- Born: 13 November 1936 (age 89) Manchester, Lancashire, United Kingdom
- Occupation: Character actor
- Notable credit(s): EastEnders (1998–2000) Off Their Rockers (2015–2016)
- Spouse: Geoff Harris ​ ​(m. 2002; died 2004)​

= Joan Hooley =

British actress

Joan Hooley (born 13 November 1936) is a British actress. She is best known for playing the role of Josie McFarlane in BBC's EastEnders. Still, she has also appeared in other television programmes, since the mid-1950s. Since 2015, she has appeared in ITV's Off Their Rockers.

==Career==
Hooley first appeared on television in the 1950s. She was cast in the ITV hospital soap opera Emergency Ward 10 and appeared in the series in 1964. She played Dr Louise Mahler, who embarked on an interracial relationship with a white doctor, Giles Farmer (played by John White), which included what was long-thought to have been the first interracial kiss on television. A love scene between the two characters was rewritten because it was considered "a little too suggestive". She has commented, "I suddenly found myself in the papers under the headline: 'Black and White TV Kiss Banned'. It was very upsetting and it hit my self-esteem. My part suddenly evaporated and Dr Mahler was sent back to Africa on a holiday where she was bitten by a snake and died. What an exit!"

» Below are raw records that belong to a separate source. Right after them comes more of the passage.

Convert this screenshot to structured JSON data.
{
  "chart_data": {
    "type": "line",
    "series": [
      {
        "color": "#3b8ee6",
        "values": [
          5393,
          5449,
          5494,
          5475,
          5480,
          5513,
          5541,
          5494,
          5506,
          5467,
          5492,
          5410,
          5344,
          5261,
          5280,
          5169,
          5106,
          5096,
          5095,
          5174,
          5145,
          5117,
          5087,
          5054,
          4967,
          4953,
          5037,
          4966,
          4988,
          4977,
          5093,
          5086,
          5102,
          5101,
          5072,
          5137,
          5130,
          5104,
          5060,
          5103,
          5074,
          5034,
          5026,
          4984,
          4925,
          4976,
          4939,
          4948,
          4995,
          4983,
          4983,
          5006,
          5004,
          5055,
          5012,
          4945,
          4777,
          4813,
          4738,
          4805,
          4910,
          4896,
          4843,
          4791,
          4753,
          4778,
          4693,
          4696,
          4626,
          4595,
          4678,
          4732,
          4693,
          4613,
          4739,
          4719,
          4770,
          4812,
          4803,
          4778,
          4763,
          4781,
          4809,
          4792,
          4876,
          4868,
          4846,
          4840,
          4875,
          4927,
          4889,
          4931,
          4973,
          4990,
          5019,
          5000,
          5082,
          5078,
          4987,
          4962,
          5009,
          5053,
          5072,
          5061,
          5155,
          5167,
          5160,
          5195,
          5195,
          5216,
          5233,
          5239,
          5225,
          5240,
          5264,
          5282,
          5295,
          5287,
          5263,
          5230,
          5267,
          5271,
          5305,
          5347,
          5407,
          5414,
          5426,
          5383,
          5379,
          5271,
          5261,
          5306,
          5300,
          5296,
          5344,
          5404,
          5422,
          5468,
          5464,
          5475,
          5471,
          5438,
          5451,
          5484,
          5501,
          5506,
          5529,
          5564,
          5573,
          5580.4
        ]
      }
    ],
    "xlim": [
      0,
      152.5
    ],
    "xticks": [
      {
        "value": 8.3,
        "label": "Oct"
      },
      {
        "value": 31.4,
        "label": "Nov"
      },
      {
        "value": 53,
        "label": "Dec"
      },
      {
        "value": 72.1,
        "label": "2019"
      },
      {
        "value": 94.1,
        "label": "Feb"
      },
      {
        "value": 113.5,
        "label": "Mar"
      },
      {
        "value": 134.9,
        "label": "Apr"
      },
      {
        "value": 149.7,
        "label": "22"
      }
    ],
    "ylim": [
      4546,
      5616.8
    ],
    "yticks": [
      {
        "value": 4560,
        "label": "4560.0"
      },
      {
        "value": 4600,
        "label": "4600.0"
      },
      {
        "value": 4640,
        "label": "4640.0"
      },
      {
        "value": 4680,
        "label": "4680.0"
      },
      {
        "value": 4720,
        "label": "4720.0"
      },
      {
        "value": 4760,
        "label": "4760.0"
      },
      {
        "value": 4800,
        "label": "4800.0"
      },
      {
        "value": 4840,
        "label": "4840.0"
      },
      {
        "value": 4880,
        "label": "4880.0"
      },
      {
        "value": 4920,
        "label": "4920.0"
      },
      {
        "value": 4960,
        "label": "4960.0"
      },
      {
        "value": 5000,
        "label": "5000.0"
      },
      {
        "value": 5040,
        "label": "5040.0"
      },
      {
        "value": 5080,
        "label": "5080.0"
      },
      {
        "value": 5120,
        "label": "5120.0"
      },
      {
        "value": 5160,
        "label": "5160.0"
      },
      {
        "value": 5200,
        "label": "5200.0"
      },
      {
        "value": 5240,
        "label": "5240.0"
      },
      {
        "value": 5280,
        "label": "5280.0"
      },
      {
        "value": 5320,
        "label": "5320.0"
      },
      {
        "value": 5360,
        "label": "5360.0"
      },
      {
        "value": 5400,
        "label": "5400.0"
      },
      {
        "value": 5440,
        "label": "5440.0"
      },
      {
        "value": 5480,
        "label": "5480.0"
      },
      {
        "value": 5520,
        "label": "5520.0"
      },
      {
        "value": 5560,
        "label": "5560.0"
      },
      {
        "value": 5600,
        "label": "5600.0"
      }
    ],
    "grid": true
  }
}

Her other credits include roles in No Hiding Place (1961); Danger Man (1965); Special Branch (1969); as Umma in C.A.B. (1988); The Bill (1988; 1993); Bugs (1995) and Kavanagh QC (1997). In 1998 she was cast as Josie McFarlane, the mother of Mick McFarlane (Sylvester Williams), in the BBC soap opera EastEnders. The character was introduced by executive producer Matthew Robinson, but in November 1999 it was announced that Hooley's character was being dropped.

She made her final appearance in episodes transmitted in February 2000. Since leaving the serial, Hooley has publicly accused EastEnders and the BBC of racism and tokenism, for giving her character no significant storylines, and using her like a prop. In 2000 she commented, "It was very demeaning and a form of insidious racism. That is a very strong phrase to use against the BBC and EastEnders but I feel very badly about how they handled my character. They were just fulfilling a duty to have a black face in the show."

Hooley subsequently had roles in Urban Gothic (2000); Doctors (2004), and Respectable (2006), among others. As well as acting, Hooley has written scripts for the Channel 4 sitcom Desmond's.

In 2015, Hooley joined the cast of ITV's Off Their Rockers as one of the pranksters. She starred in Season 5, Episode 4 of BBC's Death in Paradise, which aired on 28 January 2016.

==Personal life==
In 2002, at the age of 65, Hooley married actor Geoffrey Harvard Harris, known for his portrayal of Charles Dickens in his one-man Dickens show. They met and became a couple in 1993, and remained together until Harris' death of cancer in 2004.